As I previously commented, "the law sides with the stronger parties". All of the examples you give, reflect that observation perfectly.


> 3. I wonder what you would have made of the techie single rooters arguments in this context historically...

Interesting question. When I am faced with choices like this, I make decisions based on my own values and (then current) views and needs. Nothing more, nothing less.

I have made some choices, that did result in certain aspects of today's Internet. Others made other choices, some of these choices in concert with mine, some the opposite direction. When the forces were opposite, the stronger party prevailed :) (sometimes by pure persuasion of the masses or even politics)

Another fact to consider is that most people dimply do not care. This is the primary reason, why "government" structures exist at all. If everyone cared, those structures could not form in the first place... Internet has this interesting property, that it makes it much easier for anyone to care... even if temporarily, even if for a bit.

On the single root issue, the cold reality is that the Internet has as many roots, as there are computers connected to Internet. Each of these computers _independently_ choses who the roots are. Thing is, common sense made so that most computers on the planet point to the same root. Almost (*)
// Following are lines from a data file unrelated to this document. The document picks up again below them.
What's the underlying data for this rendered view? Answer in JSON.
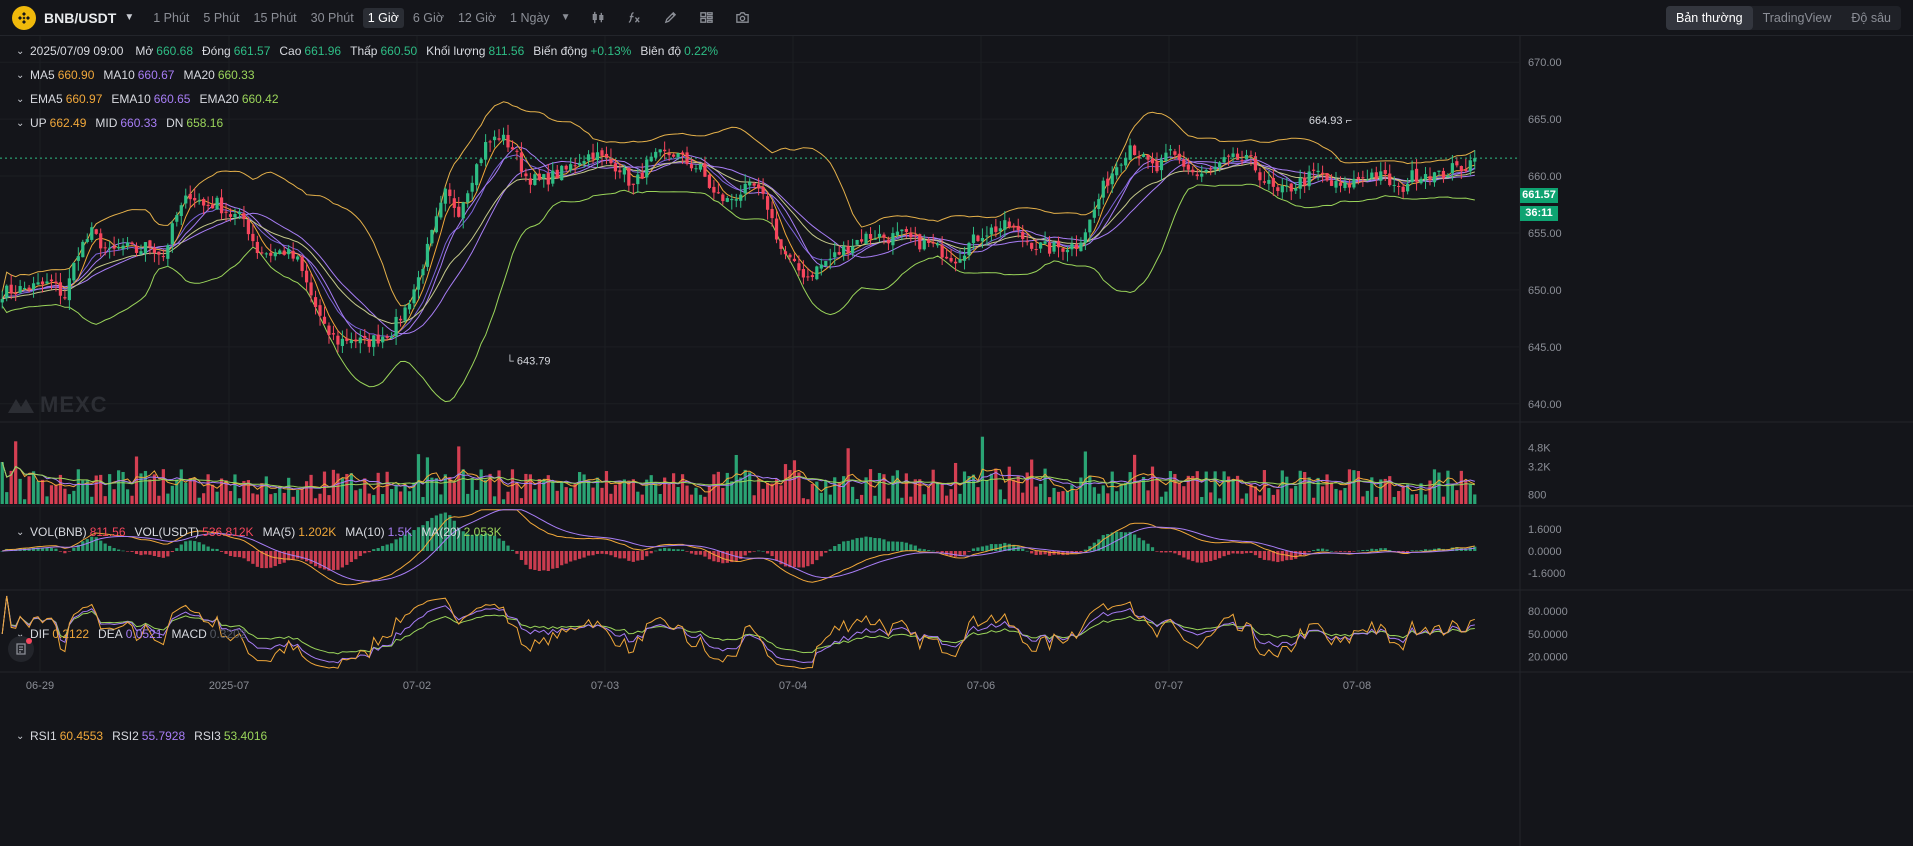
{
  "toolbar": {
    "symbol": "BNB/USDT",
    "timeframes": [
      "1 Phút",
      "5 Phút",
      "15 Phút",
      "30 Phút",
      "1 Giờ",
      "6 Giờ",
      "12 Giờ",
      "1 Ngày"
    ],
    "active_timeframe": "1 Giờ",
    "tools": [
      "candle-type-icon",
      "indicator-fx-icon",
      "draw-pencil-icon",
      "layout-grid-icon",
      "camera-icon"
    ],
    "views": [
      "Bản thường",
      "TradingView",
      "Độ sâu"
    ],
    "active_view": "Bản thường"
  },
  "ohlc": {
    "date": "2025/07/09 09:00",
    "open_label": "Mở",
    "open": "660.68",
    "close_label": "Đóng",
    "close": "661.57",
    "high_label": "Cao",
    "high": "661.96",
    "low_label": "Thấp",
    "low": "660.50",
    "volume_label": "Khối lượng",
    "volume": "811.56",
    "change_label": "Biến động",
    "change": "+0.13%",
    "amplitude_label": "Biên độ",
    "amplitude": "0.22%"
  },
  "ma": {
    "ma5_label": "MA5",
    "ma5": "660.90",
    "ma10_label": "MA10",
    "ma10": "660.67",
    "ma20_label": "MA20",
    "ma20": "660.33"
  },
  "ema": {
    "ema5_label": "EMA5",
    "ema5": "660.97",
    "ema10_label": "EMA10",
    "ema10": "660.65",
    "ema20_label": "EMA20",
    "ema20": "660.42"
  },
  "boll": {
    "up_label": "UP",
    "up": "662.49",
    "mid_label": "MID",
    "mid": "660.33",
    "dn_label": "DN",
    "dn": "658.16"
  },
  "vol": {
    "vol_bnb_label": "VOL(BNB)",
    "vol_bnb": "811.56",
    "vol_usdt_label": "VOL(USDT)",
    "vol_usdt": "536.812K",
    "ma5_label": "MA(5)",
    "ma5": "1.202K",
    "ma10_label": "MA(10)",
    "ma10": "1.5K",
    "ma20_label": "MA(20)",
    "ma20": "2.053K"
  },
  "macd": {
    "dif_label": "DIF",
    "dif": "0.2122",
    "dea_label": "DEA",
    "dea": "0.0521",
    "macd_label": "MACD",
    "macd": "0.3202"
  },
  "rsi": {
    "rsi1_label": "RSI1",
    "rsi1": "60.4553",
    "rsi2_label": "RSI2",
    "rsi2": "55.7928",
    "rsi3_label": "RSI3",
    "rsi3": "53.4016"
  },
  "watermark": "MEXC",
  "current_price": "661.57",
  "countdown": "36:11",
  "high_marker": "664.93",
  "low_marker": "643.79",
  "colors": {
    "up": "#2ebd85",
    "down": "#f6465d",
    "ma5": "#f0a73a",
    "ma10": "#a77df5",
    "ma20": "#9ad45a",
    "boll": "#e4b04a",
    "bg": "#14151a"
  },
  "chart_data": {
    "type": "candlestick",
    "price_axis": {
      "ticks": [
        "670.00",
        "665.00",
        "660.00",
        "655.00",
        "650.00",
        "645.00",
        "640.00"
      ],
      "range": [
        638.4,
        672.3
      ]
    },
    "volume_axis": {
      "ticks": [
        "4.8K",
        "3.2K",
        "800"
      ]
    },
    "macd_axis": {
      "ticks": [
        "1.6000",
        "0.0000",
        "-1.6000"
      ]
    },
    "rsi_axis": {
      "ticks": [
        "80.0000",
        "50.0000",
        "20.0000"
      ]
    },
    "x_labels": [
      "06-29",
      "2025-07",
      "07-02",
      "07-03",
      "07-04",
      "07-06",
      "07-07",
      "07-08"
    ],
    "price_path": [
      [
        0,
        649.8
      ],
      [
        6,
        650.2
      ],
      [
        11,
        650.6
      ],
      [
        14,
        649.4
      ],
      [
        17,
        653.5
      ],
      [
        20,
        655.0
      ],
      [
        24,
        653.2
      ],
      [
        27,
        653.8
      ],
      [
        30,
        653.4
      ],
      [
        33,
        654.0
      ],
      [
        36,
        653.0
      ],
      [
        39,
        656.5
      ],
      [
        42,
        658.5
      ],
      [
        45,
        657.4
      ],
      [
        48,
        657.6
      ],
      [
        51,
        656.6
      ],
      [
        54,
        656.2
      ],
      [
        57,
        653.5
      ],
      [
        60,
        653.2
      ],
      [
        63,
        653.4
      ],
      [
        66,
        652.5
      ],
      [
        69,
        649.5
      ],
      [
        72,
        646.5
      ],
      [
        75,
        645.5
      ],
      [
        78,
        645.8
      ],
      [
        81,
        645.3
      ],
      [
        84,
        645.8
      ],
      [
        87,
        646.4
      ],
      [
        90,
        648.3
      ],
      [
        93,
        651.0
      ],
      [
        96,
        654.8
      ],
      [
        99,
        658.4
      ],
      [
        102,
        657.0
      ],
      [
        105,
        660.0
      ],
      [
        108,
        662.7
      ],
      [
        111,
        663.5
      ],
      [
        114,
        662.5
      ],
      [
        117,
        660.0
      ],
      [
        120,
        659.5
      ],
      [
        123,
        660.0
      ],
      [
        126,
        660.5
      ],
      [
        129,
        661.5
      ],
      [
        132,
        662.0
      ],
      [
        135,
        661.3
      ],
      [
        138,
        660.8
      ],
      [
        141,
        659.0
      ],
      [
        144,
        661.0
      ],
      [
        147,
        661.8
      ],
      [
        150,
        662.0
      ],
      [
        153,
        661.2
      ],
      [
        156,
        660.6
      ],
      [
        159,
        658.4
      ],
      [
        162,
        657.8
      ],
      [
        165,
        658.6
      ],
      [
        168,
        659.0
      ],
      [
        171,
        657.4
      ],
      [
        174,
        653.6
      ],
      [
        177,
        652.0
      ],
      [
        180,
        651.2
      ],
      [
        183,
        652.2
      ],
      [
        186,
        653.0
      ],
      [
        189,
        653.8
      ],
      [
        192,
        654.6
      ],
      [
        195,
        654.8
      ],
      [
        198,
        654.6
      ],
      [
        201,
        654.8
      ],
      [
        204,
        654.2
      ],
      [
        207,
        654.0
      ],
      [
        210,
        653.4
      ],
      [
        213,
        652.8
      ],
      [
        216,
        654.0
      ],
      [
        219,
        655.0
      ],
      [
        222,
        655.4
      ],
      [
        225,
        655.6
      ],
      [
        228,
        654.6
      ],
      [
        231,
        653.9
      ],
      [
        234,
        653.6
      ],
      [
        237,
        653.8
      ],
      [
        240,
        654.0
      ],
      [
        243,
        656.0
      ],
      [
        246,
        659.0
      ],
      [
        249,
        661.0
      ],
      [
        252,
        662.8
      ],
      [
        255,
        661.4
      ],
      [
        258,
        660.5
      ],
      [
        261,
        662.0
      ],
      [
        264,
        661.0
      ],
      [
        267,
        660.0
      ],
      [
        270,
        660.4
      ],
      [
        273,
        661.2
      ],
      [
        276,
        661.5
      ],
      [
        279,
        661.2
      ],
      [
        282,
        659.6
      ],
      [
        285,
        658.4
      ],
      [
        288,
        659.0
      ],
      [
        291,
        659.7
      ],
      [
        294,
        660.3
      ],
      [
        297,
        659.2
      ],
      [
        300,
        659.0
      ],
      [
        303,
        659.8
      ],
      [
        306,
        660.2
      ],
      [
        309,
        659.8
      ],
      [
        312,
        658.6
      ],
      [
        315,
        660.0
      ],
      [
        318,
        660.3
      ],
      [
        321,
        660.0
      ],
      [
        324,
        660.6
      ],
      [
        327,
        660.9
      ],
      [
        329,
        661.57
      ]
    ],
    "total_candles": 330
  }
}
I am not trying to coach anyone with these comments: just pointing to some fundamental facts that are often overlooked in these discussions.

Daniel

(*) There is an effort to keep the list of root servers constant over time. However, from time to time there are changes. There are many computers on Internet, that have out-of-sync root server information and therefore, strictly speaking are not using exactly the same root. Again, most people won't care, as long as it "somehow works".